Richards made headlines in 2015 when she was charged with felony lynching under a then-little known penal code that defined lynching as attempting to remove a person from police custody.

Richards was the first African-American ever actually tried on the charge, although others had been charged for the crime, the charges were later dropped.

In that case, a woman allegedly attempted to leave a local restaurant without paying her bill. The woman eventually ended up at La Pintoresca Park where Richards was holding a rally.

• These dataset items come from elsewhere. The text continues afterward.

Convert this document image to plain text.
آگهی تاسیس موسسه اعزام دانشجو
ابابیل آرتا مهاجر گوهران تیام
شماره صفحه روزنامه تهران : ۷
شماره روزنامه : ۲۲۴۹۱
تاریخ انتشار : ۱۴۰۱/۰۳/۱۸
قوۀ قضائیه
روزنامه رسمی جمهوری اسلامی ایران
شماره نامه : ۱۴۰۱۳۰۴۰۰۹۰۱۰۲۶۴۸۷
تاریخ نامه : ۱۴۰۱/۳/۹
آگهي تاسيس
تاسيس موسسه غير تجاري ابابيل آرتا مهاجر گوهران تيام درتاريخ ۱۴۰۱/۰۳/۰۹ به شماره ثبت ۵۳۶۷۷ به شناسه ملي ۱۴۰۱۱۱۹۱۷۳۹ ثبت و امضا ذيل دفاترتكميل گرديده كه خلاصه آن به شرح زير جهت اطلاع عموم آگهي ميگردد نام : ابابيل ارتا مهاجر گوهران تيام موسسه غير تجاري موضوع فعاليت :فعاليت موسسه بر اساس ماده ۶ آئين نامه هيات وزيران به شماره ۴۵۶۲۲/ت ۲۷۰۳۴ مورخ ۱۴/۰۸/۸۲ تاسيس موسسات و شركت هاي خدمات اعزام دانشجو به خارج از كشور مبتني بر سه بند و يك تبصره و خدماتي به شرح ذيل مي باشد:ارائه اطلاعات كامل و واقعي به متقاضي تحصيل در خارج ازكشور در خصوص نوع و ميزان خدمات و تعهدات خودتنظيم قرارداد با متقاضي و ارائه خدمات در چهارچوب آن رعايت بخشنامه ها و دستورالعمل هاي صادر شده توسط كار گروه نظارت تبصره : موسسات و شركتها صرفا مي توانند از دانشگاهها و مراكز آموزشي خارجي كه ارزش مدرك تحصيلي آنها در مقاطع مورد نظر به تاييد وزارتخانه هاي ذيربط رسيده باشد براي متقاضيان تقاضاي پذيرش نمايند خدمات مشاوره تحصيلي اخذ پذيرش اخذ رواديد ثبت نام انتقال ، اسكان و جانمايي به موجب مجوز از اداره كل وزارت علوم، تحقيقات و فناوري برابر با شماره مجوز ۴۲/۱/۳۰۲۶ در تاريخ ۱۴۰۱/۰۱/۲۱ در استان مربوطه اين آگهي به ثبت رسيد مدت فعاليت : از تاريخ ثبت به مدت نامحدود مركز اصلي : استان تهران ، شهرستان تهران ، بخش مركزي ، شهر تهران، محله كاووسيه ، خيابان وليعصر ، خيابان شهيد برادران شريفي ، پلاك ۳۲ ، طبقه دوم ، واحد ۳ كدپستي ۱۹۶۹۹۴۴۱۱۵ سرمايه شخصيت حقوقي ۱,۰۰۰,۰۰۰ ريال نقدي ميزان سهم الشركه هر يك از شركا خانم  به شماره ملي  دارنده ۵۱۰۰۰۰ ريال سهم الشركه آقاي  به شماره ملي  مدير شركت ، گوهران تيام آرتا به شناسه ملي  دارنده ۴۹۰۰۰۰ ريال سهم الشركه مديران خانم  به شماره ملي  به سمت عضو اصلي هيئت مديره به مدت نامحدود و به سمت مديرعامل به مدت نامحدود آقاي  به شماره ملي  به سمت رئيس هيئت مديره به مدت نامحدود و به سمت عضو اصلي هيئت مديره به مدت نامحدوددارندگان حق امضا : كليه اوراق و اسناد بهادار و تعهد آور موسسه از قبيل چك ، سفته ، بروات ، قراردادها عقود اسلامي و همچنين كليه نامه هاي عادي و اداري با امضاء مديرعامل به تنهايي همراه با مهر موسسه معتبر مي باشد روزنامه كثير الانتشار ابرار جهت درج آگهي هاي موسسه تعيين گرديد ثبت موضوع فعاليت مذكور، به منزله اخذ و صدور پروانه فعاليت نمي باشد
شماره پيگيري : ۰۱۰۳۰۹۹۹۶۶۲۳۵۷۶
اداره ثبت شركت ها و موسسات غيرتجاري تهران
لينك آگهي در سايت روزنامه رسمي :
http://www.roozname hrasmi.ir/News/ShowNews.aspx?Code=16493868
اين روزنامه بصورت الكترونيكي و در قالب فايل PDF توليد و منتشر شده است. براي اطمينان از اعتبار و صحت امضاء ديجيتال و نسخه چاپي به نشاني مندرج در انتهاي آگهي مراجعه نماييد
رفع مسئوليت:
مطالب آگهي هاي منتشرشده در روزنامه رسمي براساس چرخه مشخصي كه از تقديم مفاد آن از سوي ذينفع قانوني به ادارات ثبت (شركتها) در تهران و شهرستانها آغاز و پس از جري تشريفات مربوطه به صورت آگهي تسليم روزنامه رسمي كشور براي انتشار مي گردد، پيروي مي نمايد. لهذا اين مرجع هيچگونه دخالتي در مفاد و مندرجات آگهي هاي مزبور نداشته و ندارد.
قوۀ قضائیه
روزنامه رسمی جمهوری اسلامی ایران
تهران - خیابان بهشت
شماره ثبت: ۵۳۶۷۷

When police tried to arrest the woman, the group interfered, forcing police to circle the woman, while she was being handcuffed, and then blocked the police car.

Historically, the crime of lynching refers to a white mob taking a black person out of the custody of the police not to free them, but to kill them.

Less than two months before Richards was arrested, then-California Governor Jerry Brown signed into law legislation removing the word “lynching” from the penal code.